Saat itu, Arif menceritakan bahwa Sambo tak langsung memberikan respon.
"Beliau (Ferdy Sambo) cuma terdiam," kata Arif saat memberikan keterangan di dalam persidangan pada Senin (28/11/2022).
Beberapa saat kemudian, raut wajah Sambo berubah agak marah. Dia pun meyakinkan Arif bahwa hal yang dilihatnya di CCTV tidak benar.
"Enggak benar itu. Sudah kamu percaya saya saja," kata Arif menirukan ucapan Sambo waktu itu.
Sambo pun melanjutkan dengan bertanya siapa saja yang telah melihat rekaman CCTV tersebut.
Kemudian Arif menjawab ada empat orang, yaitu dirinya, Chuck Putranto, Baiquni Wibowo, dan Ridwan Soplanit.

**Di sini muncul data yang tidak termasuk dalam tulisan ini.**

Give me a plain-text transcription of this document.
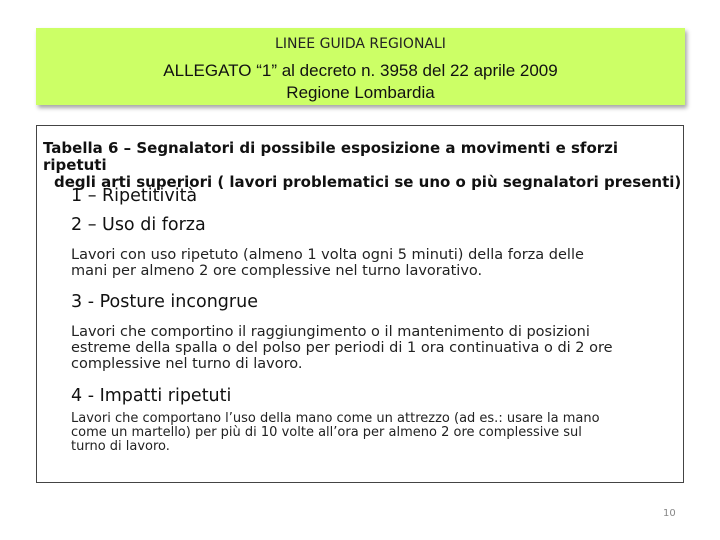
LINEE GUIDA REGIONALI
ALLEGATO “1” al decreto n. 3958 del 22 aprile 2009
Regione Lombardia
Tabella 6 – Segnalatori di possibile esposizione a movimenti e sforzi ripetuti
degli arti superiori ( lavori problematici se uno o più segnalatori presenti)
1 – Ripetitività
2 – Uso di forza
Lavori con uso ripetuto (almeno 1 volta ogni 5 minuti) della forza delle
mani per almeno 2 ore complessive nel turno lavorativo.
3 - Posture incongrue
Lavori che comportino il raggiungimento o il mantenimento di posizioni
estreme della spalla o del polso per periodi di 1 ora continuativa o di 2 ore
complessive nel turno di lavoro.
4 - Impatti ripetuti
Lavori che comportano l’uso della mano come un attrezzo (ad es.: usare la mano
come un martello) per più di 10 volte all’ora per almeno 2 ore complessive sul
turno di lavoro.
10
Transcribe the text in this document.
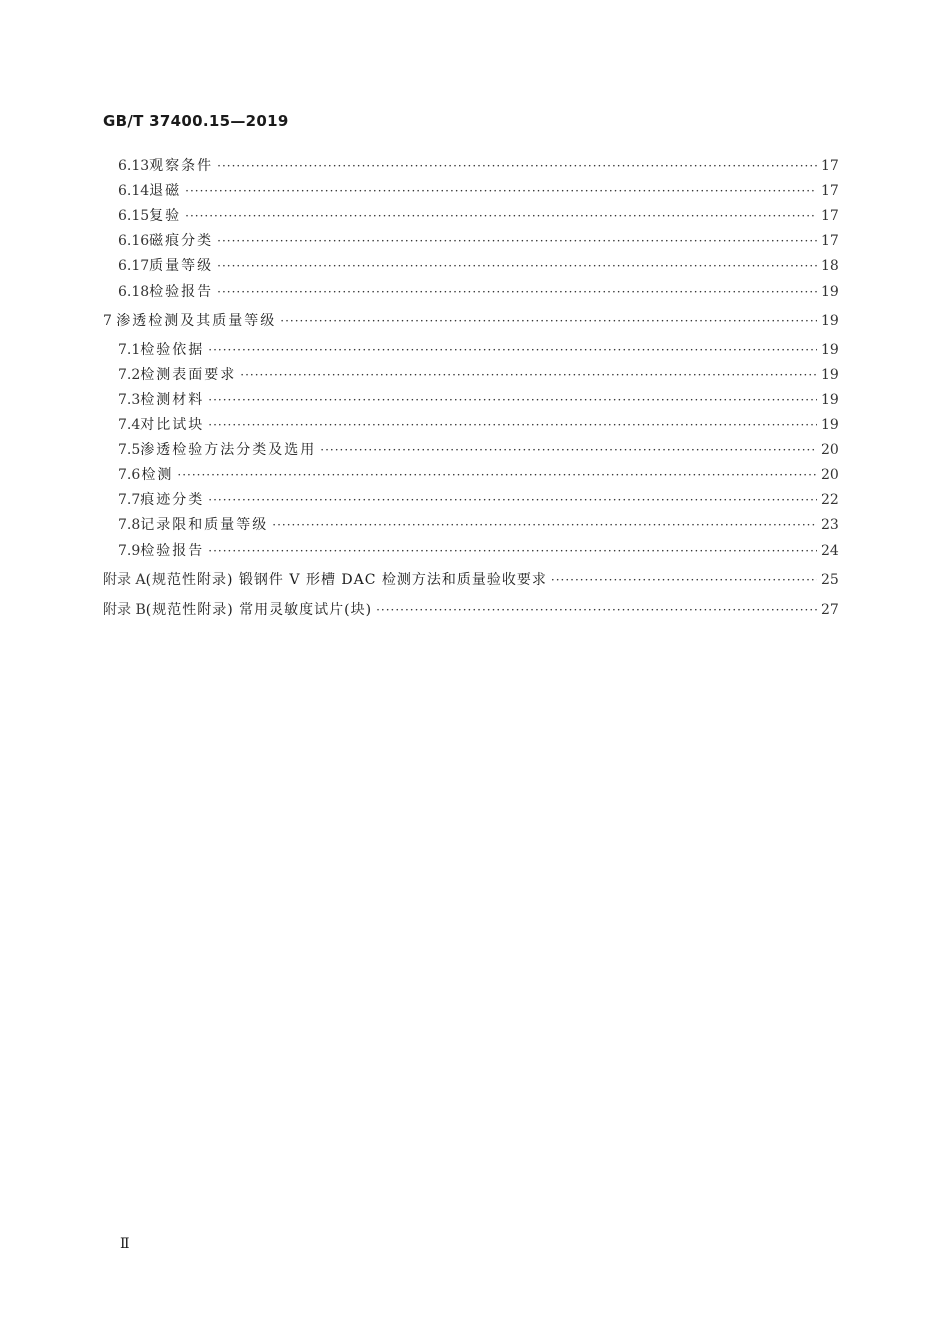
GB/T 37400.15—2019
6.13 观察条件 ·····	17
6.14 退磁 ·····	17
6.15 复验 ·····	17
6.16 磁痕分类 ·····	17
6.17 质量等级 ·····	18
6.18 检验报告 ·····	19
7 渗透检测及其质量等级 ·····	19
7.1 检验依据 ·····	19
7.2 检测表面要求 ·····	19
7.3 检测材料 ·····	19
7.4 对比试块 ·····	19
7.5 渗透检验方法分类及选用 ·····	20
7.6 检测 ·····	20
7.7 痕迹分类 ·····	22
7.8 记录限和质量等级 ·····	23
7.9 检验报告 ·····	24
附录 A (规范性附录) 锻钢件 V 形槽 DAC 检测方法和质量验收要求 ·····	25
附录 B (规范性附录) 常用灵敏度试片(块) ·····	27
Ⅱ
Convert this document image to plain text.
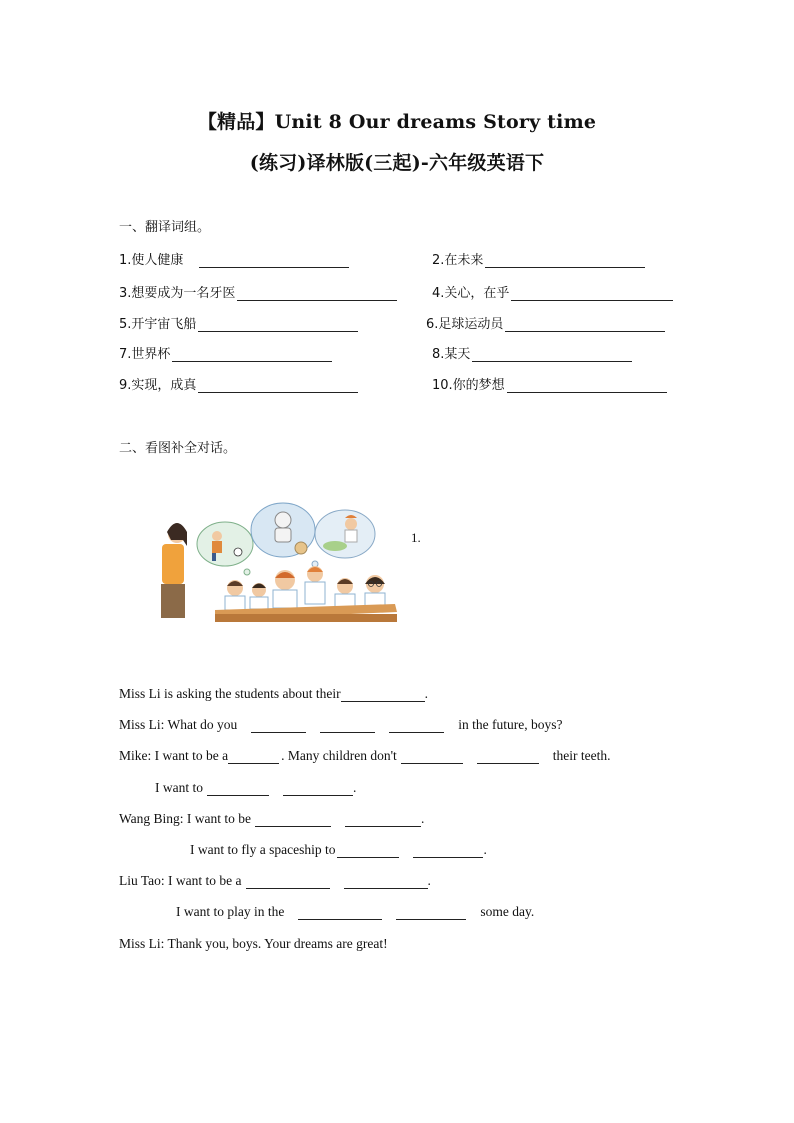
【精品】Unit 8 Our dreams Story time
(练习)译林版(三起)-六年级英语下
一、翻译词组。
1.使人健康	2.在未来
3.想要成为一名牙医	4.关心，在乎
5.开宇宙飞船	6.足球运动员
7.世界杯	8.某天
9.实现，成真	10.你的梦想
二、看图补全对话。
1.
Miss Li is asking the students about their	.
Miss Li: What do you	in the future, boys?
Mike: I want to be a	. Many children don't	their teeth.
I want to	.
Wang Bing: I want to be	.
I want to fly a spaceship to	.
Liu Tao: I want to be a	.
I want to play in the	some day.
Miss Li: Thank you, boys. Your dreams are great!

Dijelaskan pula kepada Sambo bahwa file rekaman itu disimpan dalam flashdisk yang menempel di laptop miliknya.
Sambo pun menimpali dengan ultimatum kepada empat orang tersebut.

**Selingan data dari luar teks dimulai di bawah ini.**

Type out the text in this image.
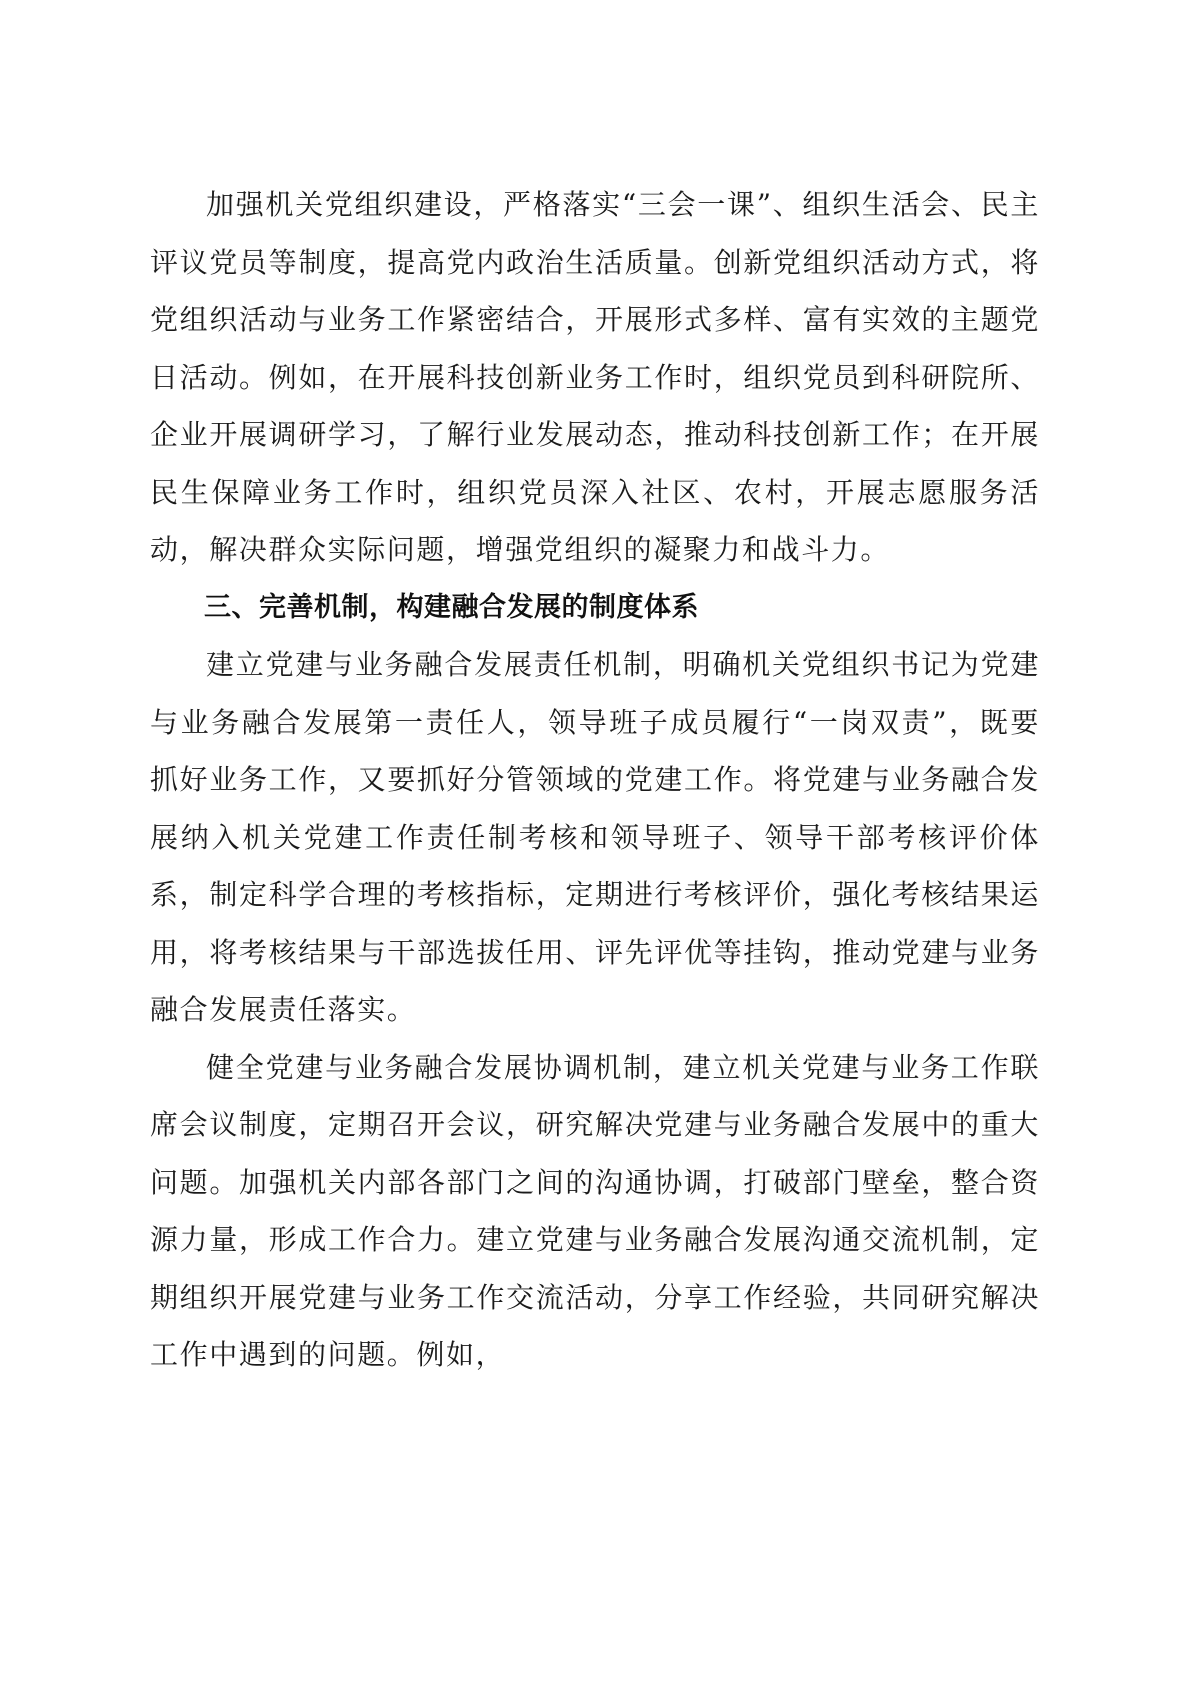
加强机关党组织建设，严格落实“三会一课”、组织生活会、民主评议党员等制度，提高党内政治生活质量。创新党组织活动方式，将党组织活动与业务工作紧密结合，开展形式多样、富有实效的主题党日活动。例如，在开展科技创新业务工作时，组织党员到科研院所、企业开展调研学习，了解行业发展动态，推动科技创新工作；在开展民生保障业务工作时，组织党员深入社区、农村，开展志愿服务活动，解决群众实际问题，增强党组织的凝聚力和战斗力。

三、完善机制，构建融合发展的制度体系

建立党建与业务融合发展责任机制，明确机关党组织书记为党建与业务融合发展第一责任人，领导班子成员履行“一岗双责”，既要抓好业务工作，又要抓好分管领域的党建工作。将党建与业务融合发展纳入机关党建工作责任制考核和领导班子、领导干部考核评价体系，制定科学合理的考核指标，定期进行考核评价，强化考核结果运用，将考核结果与干部选拔任用、评先评优等挂钩，推动党建与业务融合发展责任落实。

健全党建与业务融合发展协调机制，建立机关党建与业务工作联席会议制度，定期召开会议，研究解决党建与业务融合发展中的重大问题。加强机关内部各部门之间的沟通协调，打破部门壁垒，整合资源力量，形成工作合力。建立党建与业务融合发展沟通交流机制，定期组织开展党建与业务工作交流活动，分享工作经验，共同研究解决工作中遇到的问题。例如，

"Berarti kalau sampai bocor, kalian berempatlah yang bocorin," ujar Arif menirukan ucapan Sambo.
Peringatan itu kemudian diikuti dengan perintah Sambo kepada Arif untuk menghancurkan barang bukti yang menyimpan rekaman CCTV itu.
"Kamu musnahkan itu."
Kasus Pembunuhan Berencana
Diketahui, Nofriansyah Yoshua Hutabarat alias Brigadir Yoshua menjadi korban pembunuhan berencana yang diotaki Ferdy Sambo pada 8 Juli 2022 lalu.
Brigadir Yoshua tewas setelah dieksekusi di rumah dinas Ferdy Sambo, Duren Tiga, Jakarta Selatan.
Pembunuhan itu terjadi diyakini setelah Putri Candrawathi bercerita kepada Ferdy Sambo karena terjadi pelecehan seksual di Magelang.
Ferdy Sambo saat itu merasa marah dan menyusun strategi untuk menghabisi nyawa dari Yoshua.
Dalam perkara ini Ferdy Sambo, Putri Candrawathi, Bripka Ricky Rizal alias Bripka RR, Kuat Maruf dan Bharada Richard Eliezer alias Bharada didakwa melakukan pembunuhan berencana.
Kelima terdakwa didakwa melanggar pasal 340 subsidair Pasal 338 KUHP juncto Pasal 55 ayat 1 ke (1) KUHP dengan ancaman maksimal hukuman mati.
Tak hanya dalam kasus pembunuhan berencana Brigadir J, khusus untuk Ferdy Sambo juga turut dijerat dalam kasus perintangan penyidikan atau obstruction of justice bersama Hendra Kurniawan, Agus Nurpatria, Chuck Putranto, Irfan Widianto, Arif Rahman Arifin, dan Baiquni Wibowo.
Para terdakwa disebut merusak atau menghilangkan barang bukti termasuk rekaman CCTV Komplek Polri, Duren Tiga.
Dalam dugaan kasus obstruction of justice tersebut mereka didakwa melanggar Pasal 49 juncto Pasal 33 subsidair Pasal 48 ayat (1) juncto Pasal 32 ayat (1) UU ITE Nomor 19 Tahun 2016 dan/atau dakwaan kedua pasal 233 KUHP subsidair Pasal 221 ayat (1) ke 2 KUHP juncto pasal 55 ayat 1 ke (1) KUHP.